For those who say that there is no way English football would permit these changes, they would be correct, for the time being. But FFP is at least one step, and the changes proposed as part of the Elite Player Performance Plan could help Premier League challengers a lower-cost source of players, and lower league clubs a much-needed source of income. Increased fan ownership in clubs would provide an incentive for owners to improve the on-field product in spite of enforced profitability, and the Premier League might look to expanding stadia and lowering ticket prices as a means to increase ticket revenue, not lower it.

Comments (8)

  1. I fail to see where you even mention permanent mediocrity for all but the top 6ish teams?

    • I mean mention how it would not be an issue in the future..

      • I have in many previous posts. There is no guarantee particularly without a salary cap, but shrewd investment is usually a good method.
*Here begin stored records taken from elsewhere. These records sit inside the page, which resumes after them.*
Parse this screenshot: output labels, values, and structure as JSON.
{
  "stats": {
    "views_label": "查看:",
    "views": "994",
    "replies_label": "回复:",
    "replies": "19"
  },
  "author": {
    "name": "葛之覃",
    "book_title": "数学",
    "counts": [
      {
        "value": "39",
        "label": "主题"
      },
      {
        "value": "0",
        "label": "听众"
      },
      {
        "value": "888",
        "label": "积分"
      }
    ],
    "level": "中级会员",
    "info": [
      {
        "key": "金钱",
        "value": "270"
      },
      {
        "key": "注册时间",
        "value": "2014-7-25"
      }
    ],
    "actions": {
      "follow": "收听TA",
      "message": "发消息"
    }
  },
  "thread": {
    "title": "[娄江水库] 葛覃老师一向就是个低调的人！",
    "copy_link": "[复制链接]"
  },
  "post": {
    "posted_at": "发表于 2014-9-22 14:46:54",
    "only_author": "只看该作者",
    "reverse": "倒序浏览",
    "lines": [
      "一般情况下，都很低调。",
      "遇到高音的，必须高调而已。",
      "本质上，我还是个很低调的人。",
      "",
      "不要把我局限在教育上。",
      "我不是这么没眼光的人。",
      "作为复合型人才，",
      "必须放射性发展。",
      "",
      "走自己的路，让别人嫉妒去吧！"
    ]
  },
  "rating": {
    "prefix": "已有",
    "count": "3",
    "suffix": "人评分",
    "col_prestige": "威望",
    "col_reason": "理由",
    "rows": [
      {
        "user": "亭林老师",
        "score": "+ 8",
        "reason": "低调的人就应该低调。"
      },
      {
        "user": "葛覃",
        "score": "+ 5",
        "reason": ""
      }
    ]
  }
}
Wolfsburg won the Bundesliga in 08-09, Stuttgart a few years before that.

    • Oh cuz the BPL differs how?
      (i guess with only top 4 teams in the BPL and with the fact that 7 different teams have won the Bundesliga since 1990, and only 5 teams have won in the BPL and the fact that Germanys national team regularly challenges in the World Cup and Euro whereas England doesnt)

      I will grant you one thing, which seems to be changing, Bundesliga teams dont traditionally do as well in club tournaments, Id put good money down thatll change in the near future.
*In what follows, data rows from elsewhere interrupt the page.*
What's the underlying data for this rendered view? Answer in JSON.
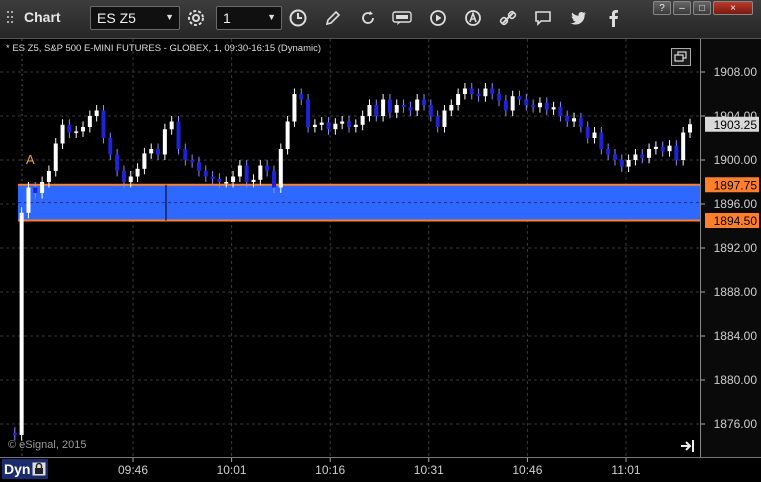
{
  "toolbar": {
    "title": "Chart",
    "symbol": "ES Z5",
    "interval": "1",
    "icons": [
      "gear-icon",
      "clock-icon",
      "pencil-icon",
      "refresh-icon",
      "get-icon",
      "play-icon",
      "alert-icon",
      "link-icon",
      "comment-icon",
      "twitter-icon",
      "facebook-icon"
    ]
  },
  "window_controls": {
    "help": "?",
    "minimize": "–",
    "maximize": "□",
    "close": "×"
  },
  "chart": {
    "header": "* ES Z5, S&P 500 E-MINI FUTURES - GLOBEX, 1, 09:30-16:15 (Dynamic)",
    "marker": "A",
    "copyright": "© eSignal, 2015",
    "dyn_label": "Dyn",
    "colors": {
      "up": "#ffffff",
      "down": "#1e23d6",
      "band": "#2f68ff",
      "band_border": "#ff7f2a",
      "grid": "#3a3a3a"
    }
  },
  "price_axis": {
    "ticks": [
      "1908.00",
      "1904.00",
      "1900.00",
      "1896.00",
      "1892.00",
      "1888.00",
      "1884.00",
      "1880.00",
      "1876.00"
    ],
    "last_price": "1903.25",
    "band_top": "1897.75",
    "band_bottom": "1894.50"
  },
  "time_axis": {
    "ticks": [
      "09:46",
      "10:01",
      "10:16",
      "10:31",
      "10:46",
      "11:01"
    ]
  },
  "chart_data": {
    "type": "candlestick",
    "x_ticks": [
      "09:46",
      "10:01",
      "10:16",
      "10:31",
      "10:46",
      "11:01"
    ],
    "ylim": [
      1873,
      1911
    ],
    "y_ticks": [
      1908,
      1904,
      1900,
      1896,
      1892,
      1888,
      1884,
      1880,
      1876
    ],
    "last_price": 1903.25,
    "band": [
      1894.5,
      1897.75
    ],
    "closes": [
      1875.2,
      1875.0,
      1895.2,
      1897.5,
      1897.0,
      1898.0,
      1899.0,
      1901.5,
      1903.2,
      1902.5,
      1902.6,
      1903.0,
      1904.0,
      1904.5,
      1902.0,
      1900.5,
      1899.0,
      1898.0,
      1898.5,
      1899.2,
      1900.6,
      1901.0,
      1900.5,
      1902.8,
      1903.5,
      1901.0,
      1900.0,
      1899.8,
      1899.0,
      1898.5,
      1898.3,
      1898.0,
      1898.0,
      1898.5,
      1899.5,
      1898.0,
      1898.2,
      1899.5,
      1899.0,
      1897.5,
      1901.0,
      1903.5,
      1906.0,
      1905.5,
      1903.0,
      1903.2,
      1903.4,
      1902.8,
      1903.3,
      1903.5,
      1903.0,
      1903.2,
      1904.0,
      1905.0,
      1904.0,
      1905.5,
      1904.3,
      1905.0,
      1904.8,
      1904.5,
      1905.5,
      1905.0,
      1904.0,
      1903.0,
      1904.5,
      1905.0,
      1906.0,
      1906.5,
      1906.0,
      1905.8,
      1906.5,
      1906.0,
      1905.4,
      1904.5,
      1905.8,
      1905.5,
      1905.0,
      1904.8,
      1905.2,
      1904.6,
      1904.8,
      1904.0,
      1903.5,
      1903.8,
      1903.0,
      1902.0,
      1902.5,
      1901.0,
      1900.5,
      1900.0,
      1899.4,
      1900.0,
      1900.5,
      1900.2,
      1901.0,
      1901.2,
      1900.8,
      1901.3,
      1900.0,
      1902.5,
      1903.25
    ]
  }
}
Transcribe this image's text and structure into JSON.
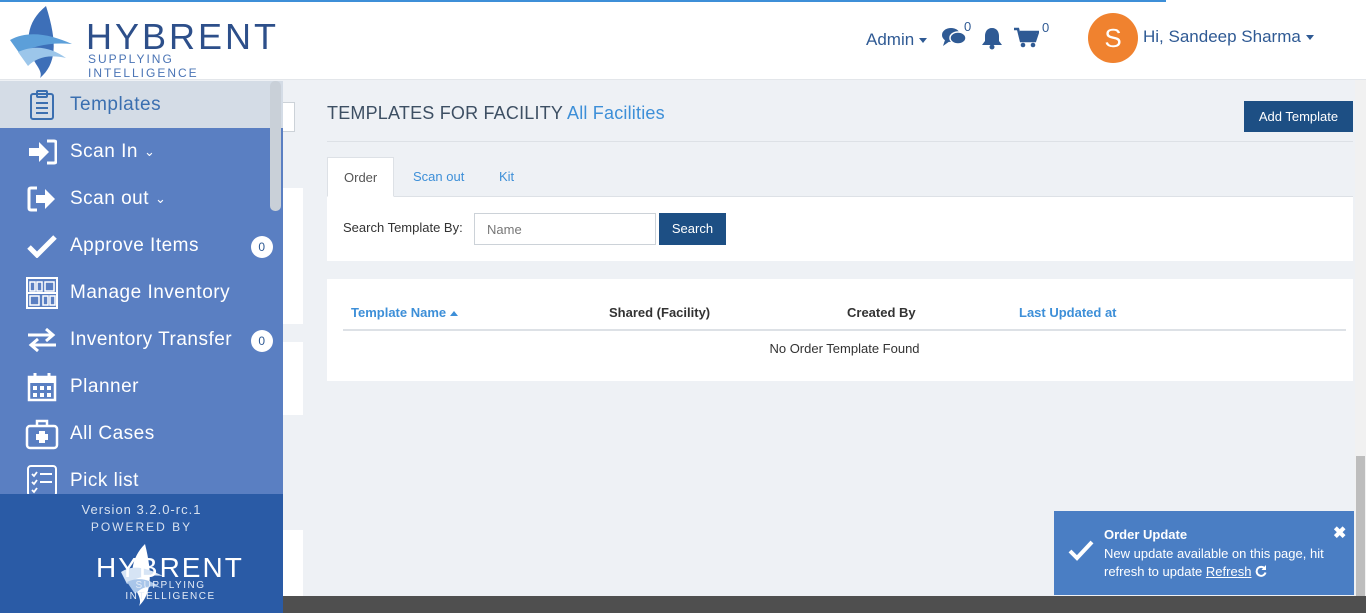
{
  "brand": {
    "name": "HYBRENT",
    "tagline": "SUPPLYING INTELLIGENCE"
  },
  "header": {
    "role_menu": "Admin",
    "messages_count": "0",
    "cart_count": "0",
    "avatar_initial": "S",
    "greeting": "Hi, Sandeep Sharma"
  },
  "sidebar": {
    "items": [
      {
        "label": "Templates",
        "icon": "clipboard-icon"
      },
      {
        "label": "Scan In",
        "icon": "sign-in-icon"
      },
      {
        "label": "Scan out",
        "icon": "sign-out-icon"
      },
      {
        "label": "Approve Items",
        "icon": "check-icon",
        "badge": "0"
      },
      {
        "label": "Manage Inventory",
        "icon": "inventory-icon"
      },
      {
        "label": "Inventory Transfer",
        "icon": "transfer-icon",
        "badge": "0"
      },
      {
        "label": "Planner",
        "icon": "calendar-icon"
      },
      {
        "label": "All Cases",
        "icon": "medical-kit-icon"
      },
      {
        "label": "Pick list",
        "icon": "checklist-icon"
      }
    ],
    "version": "Version 3.2.0-rc.1",
    "powered_by": "POWERED BY"
  },
  "main": {
    "title_prefix": "TEMPLATES FOR FACILITY",
    "facility": "All Facilities",
    "add_button": "Add Template",
    "tabs": [
      {
        "label": "Order",
        "active": true
      },
      {
        "label": "Scan out",
        "active": false
      },
      {
        "label": "Kit",
        "active": false
      }
    ],
    "search_label": "Search Template By:",
    "search_placeholder": "Name",
    "search_button": "Search",
    "table": {
      "columns": [
        "Template Name",
        "Shared (Facility)",
        "Created By",
        "Last Updated at"
      ],
      "empty_message": "No Order Template Found"
    }
  },
  "toast": {
    "title": "Order Update",
    "message": "New update available on this page, hit refresh to update",
    "link": "Refresh"
  },
  "colors": {
    "sidebar": "#5a7fc2",
    "sidebar_footer": "#2a5ba6",
    "primary_button": "#1d4f84",
    "link": "#3d8fd8",
    "avatar": "#f0822f",
    "toast": "#4a7ec4"
  }
}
  2. Permanent mediocrity. Isn’t that just another way of saying NFL? Seems to have worked out for them.

    • I see your point, but north american sports are completely different as you are rewarded for being bad through drafts, in european soccer if you are bad you get punished and lose cash and players.

  3. haha kicked in the nads.

    (sorry, someone had to be the punk)

    on a slight side bar, how does this,
    “Finally, Bundesliga clubs don’t attempt to hose fans with inordinately high ticket prices, but regard match day revenues as an economy of scale: lots more seats for less money. ”
    come into play in the bundusliga? is it a cultural thing or is it mandated from the league? it works really well and what ever the formula is I think it should be copied. I mean a BvB match is just absolutely insane to watch …..and that’s just the fans.

    Following the German model would be a fascinating experiment.

  4. The Bundesliga is excellently run. No doubt the best-run of any of the majors on many levels.

    But do you think for an INSTANT that the EPL – dominated as it is by revenue monsters with immense political power – would adopt anything like the Bundesliga template?

    Please. And why is it that people OTHER than mercenary rag scum are in any way in favour of any of this? As I posted before, without the new money owners coming in over the course of the EPL era, the ONLY TWO CLUBS THAT WOULD HAVE EVER WON would have been the rags and the Arse. And the rags would have won something like the last 8 and 17 of the 20 overall.

    What the hell do you people want? The Scottish Premier League after Rangers got “administered?” Or some banana republic country where one team wins 95% of their League titles? Because that is kind of what the EPL absent City, Chavski, and the 1994 Blankcheck Rovers would have been.